The fat man's manner changed abruptly.
"You buy for Bloomie's? You do their glitter?"
"Their windows. But sometimes I suggest things I like. Are you the designer?"
The fat man's face flattened into a look of excruciating boredom.
"Some Spic kid does the junk."
"Could I have his telephone number?"
The fat man took another swift succession of shallow puffs, then blew out the same remarkable needle of smoke.
"Lady, I don't have the faggot's telephone number. Some kid; what difference does it make? He goes to Pratt, is all I know. Infante, Richie Infante or some shit like that. I just sell the crap."
He eyed her peevishly, as if she was the cause of all his troubles.
"Now if you're interested in some good stuff . . ."
She could see him waiting for her to bite.
"Jewelry?" Peggy said.
"Yeah, jewelry," the fat man said. "You think I'm dealing pills? Like, dig, I used to do the counter bit at a real swank outfit uptown, and, you know, I've still got some friends in the business. Strictly legit, you understand—but like I can arrange certain things. You interested?"
Peggy was about to say no, that she didn't wear much in the way of jewelry and that, moreover, she didn't make it a practice to buy stolen goods—but then she remembered something and decided it wouldn't hurt to ask.
"There is an item I might be interested in," she said. "What would a decent string of pearls run me, considering?"
"We're talking wholesale," the fat man said, and winked.
"Right," Peggy said. "Just a ballpark figure."
"Something good? Two grand. Cash."
She was astonished she'd let it go this far. She stood there looking at him, amazed she'd ever asked.
"I could have it for you in a week," the fat man said, sucking feverishly at his cigarette.

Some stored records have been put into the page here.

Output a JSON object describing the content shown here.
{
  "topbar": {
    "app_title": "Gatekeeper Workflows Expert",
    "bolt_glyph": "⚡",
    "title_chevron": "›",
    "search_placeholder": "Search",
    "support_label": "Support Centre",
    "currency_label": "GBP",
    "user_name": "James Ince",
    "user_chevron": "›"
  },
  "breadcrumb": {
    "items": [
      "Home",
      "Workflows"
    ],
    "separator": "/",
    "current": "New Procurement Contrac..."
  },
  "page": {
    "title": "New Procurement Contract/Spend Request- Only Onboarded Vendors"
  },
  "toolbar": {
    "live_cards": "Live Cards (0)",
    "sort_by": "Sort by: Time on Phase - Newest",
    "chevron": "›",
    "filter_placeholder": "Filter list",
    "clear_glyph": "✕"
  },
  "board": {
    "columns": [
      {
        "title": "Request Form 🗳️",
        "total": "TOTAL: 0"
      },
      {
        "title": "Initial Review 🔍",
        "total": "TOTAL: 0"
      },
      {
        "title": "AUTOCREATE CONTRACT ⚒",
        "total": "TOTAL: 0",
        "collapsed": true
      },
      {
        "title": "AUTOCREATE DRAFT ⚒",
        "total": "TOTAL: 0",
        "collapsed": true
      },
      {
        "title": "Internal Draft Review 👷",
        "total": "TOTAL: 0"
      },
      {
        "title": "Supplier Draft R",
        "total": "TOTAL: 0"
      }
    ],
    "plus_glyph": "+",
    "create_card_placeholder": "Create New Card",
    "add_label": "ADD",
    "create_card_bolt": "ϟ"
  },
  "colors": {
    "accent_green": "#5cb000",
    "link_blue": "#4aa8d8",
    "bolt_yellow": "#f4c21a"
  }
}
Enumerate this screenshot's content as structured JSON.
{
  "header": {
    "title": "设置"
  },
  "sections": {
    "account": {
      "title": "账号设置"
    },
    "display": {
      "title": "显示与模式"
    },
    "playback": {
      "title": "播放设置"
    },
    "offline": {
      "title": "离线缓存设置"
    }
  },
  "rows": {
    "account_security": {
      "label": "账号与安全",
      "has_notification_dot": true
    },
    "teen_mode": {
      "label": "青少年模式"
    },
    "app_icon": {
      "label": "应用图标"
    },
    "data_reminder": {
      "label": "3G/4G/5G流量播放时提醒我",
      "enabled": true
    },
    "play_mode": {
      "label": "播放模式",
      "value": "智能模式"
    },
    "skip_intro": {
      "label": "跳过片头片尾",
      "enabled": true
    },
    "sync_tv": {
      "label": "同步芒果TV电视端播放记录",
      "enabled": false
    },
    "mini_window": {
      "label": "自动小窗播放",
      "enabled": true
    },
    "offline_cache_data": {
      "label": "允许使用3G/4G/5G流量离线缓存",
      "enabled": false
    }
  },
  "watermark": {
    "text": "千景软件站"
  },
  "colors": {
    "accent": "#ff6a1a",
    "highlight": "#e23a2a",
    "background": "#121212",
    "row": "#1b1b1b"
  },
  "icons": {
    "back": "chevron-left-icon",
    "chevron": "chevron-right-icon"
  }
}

"Sorry," Peggy said. "That's way over my head."
"No trouble," the fat man said. "Believe me, darling, I get bitches like you in here all day long."
The fat man swiveled on the stool and flicked his cigarette butt into the empty paint bucket that stood against the wall.
***
Outside, Peggy checked the time. She had forty-five minutes to pick up Sam. She trotted the rest of the way to the subway entrance and paced nervously up and down the platform, all thoughts of her work completely dispelled. She was focused completely on Sam—her heart jumping with fierce anticipation at seeing him, at hearing his description of how it all went the first day.

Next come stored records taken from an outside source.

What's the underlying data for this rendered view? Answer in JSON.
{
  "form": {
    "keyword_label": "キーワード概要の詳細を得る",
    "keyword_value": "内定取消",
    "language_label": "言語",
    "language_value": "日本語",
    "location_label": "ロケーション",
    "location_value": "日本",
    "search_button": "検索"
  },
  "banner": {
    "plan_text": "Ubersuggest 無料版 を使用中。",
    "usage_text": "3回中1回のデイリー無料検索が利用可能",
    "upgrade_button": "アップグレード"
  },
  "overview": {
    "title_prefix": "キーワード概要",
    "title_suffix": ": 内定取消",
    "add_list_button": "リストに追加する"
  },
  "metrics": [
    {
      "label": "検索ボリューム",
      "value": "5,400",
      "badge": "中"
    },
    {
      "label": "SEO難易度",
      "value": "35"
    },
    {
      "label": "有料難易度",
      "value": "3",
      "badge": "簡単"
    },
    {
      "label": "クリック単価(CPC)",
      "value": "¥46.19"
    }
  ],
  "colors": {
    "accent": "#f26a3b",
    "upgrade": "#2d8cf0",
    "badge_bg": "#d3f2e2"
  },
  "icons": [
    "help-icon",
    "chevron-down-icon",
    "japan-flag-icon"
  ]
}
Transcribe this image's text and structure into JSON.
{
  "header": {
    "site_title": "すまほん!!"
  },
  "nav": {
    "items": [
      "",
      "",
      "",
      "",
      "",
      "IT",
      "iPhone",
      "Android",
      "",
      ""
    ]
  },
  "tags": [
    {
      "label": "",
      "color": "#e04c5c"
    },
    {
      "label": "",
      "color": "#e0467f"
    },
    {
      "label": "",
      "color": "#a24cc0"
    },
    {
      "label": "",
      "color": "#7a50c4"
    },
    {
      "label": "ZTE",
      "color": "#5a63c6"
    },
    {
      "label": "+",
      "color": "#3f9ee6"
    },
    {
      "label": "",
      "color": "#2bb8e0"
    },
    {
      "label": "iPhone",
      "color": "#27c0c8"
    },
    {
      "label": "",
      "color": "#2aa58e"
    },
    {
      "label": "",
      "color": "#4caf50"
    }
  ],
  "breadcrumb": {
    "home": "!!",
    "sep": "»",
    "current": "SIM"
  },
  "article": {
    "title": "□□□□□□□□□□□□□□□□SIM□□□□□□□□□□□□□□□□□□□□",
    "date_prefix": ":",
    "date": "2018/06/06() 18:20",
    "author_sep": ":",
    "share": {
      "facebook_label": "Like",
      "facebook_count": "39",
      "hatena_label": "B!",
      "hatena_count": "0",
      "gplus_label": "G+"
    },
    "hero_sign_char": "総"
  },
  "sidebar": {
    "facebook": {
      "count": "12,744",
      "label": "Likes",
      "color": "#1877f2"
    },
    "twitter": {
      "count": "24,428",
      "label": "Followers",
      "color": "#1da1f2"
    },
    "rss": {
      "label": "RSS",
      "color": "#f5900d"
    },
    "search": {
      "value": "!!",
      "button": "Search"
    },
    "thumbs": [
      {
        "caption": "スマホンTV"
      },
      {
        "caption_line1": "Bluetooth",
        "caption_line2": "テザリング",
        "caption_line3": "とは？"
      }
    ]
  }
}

It was crazy how it came to her at a time when other things should have been on her mind.
She had the idea the instant she saw Sam among the first group of boys to appear at the top of the s
tairs, his back pack slung rakishly across one shoulder. All right, the timing was wrong. But everything else about it was right.
Peggy stored it away in he mind for use later on, and as Sam came hopping down the stairs, she was there at the bottom of them, ready with outstretched arms to fold her son inside.
***
She waited until they were around the corner and out of earshot of the other mothers. It was all she could do to wait that long.
"How'd it go, sweetie?"
"Great!"
"No problems?"
"It was great, Mom. I really love that school."
"Terrific," Peggy said. "And what about your teacher? What's she like?"
"Miss Putnam?"
"Is that her name? I thought it was going to be a Mrs. something, the one that talked to you the day you went with Daddy. Mrs. Booth, wasn't that her name?"
Sam swung his back pack onto his other shoulder. "She's the teacher for the other section."
"I see," Peggy said. "So you have Putnam. That's nice. What's she like?"
"Nice," said Sam, skipping a little to keep pace.
"That's good," Peggy said. "But don't you want to describe her to me?"
"She's just this lady," Sam said. "You know. She's just nice."
"Well," Peggy said, "I mean is she tall or short or what? Draw me a word picture, okay?"
"I don't know," Sam said, knitting his brow for an instant and then shoving the whole question aside. "She's tall, I guess. I mean, I don't know, Mom. She's taller than you are."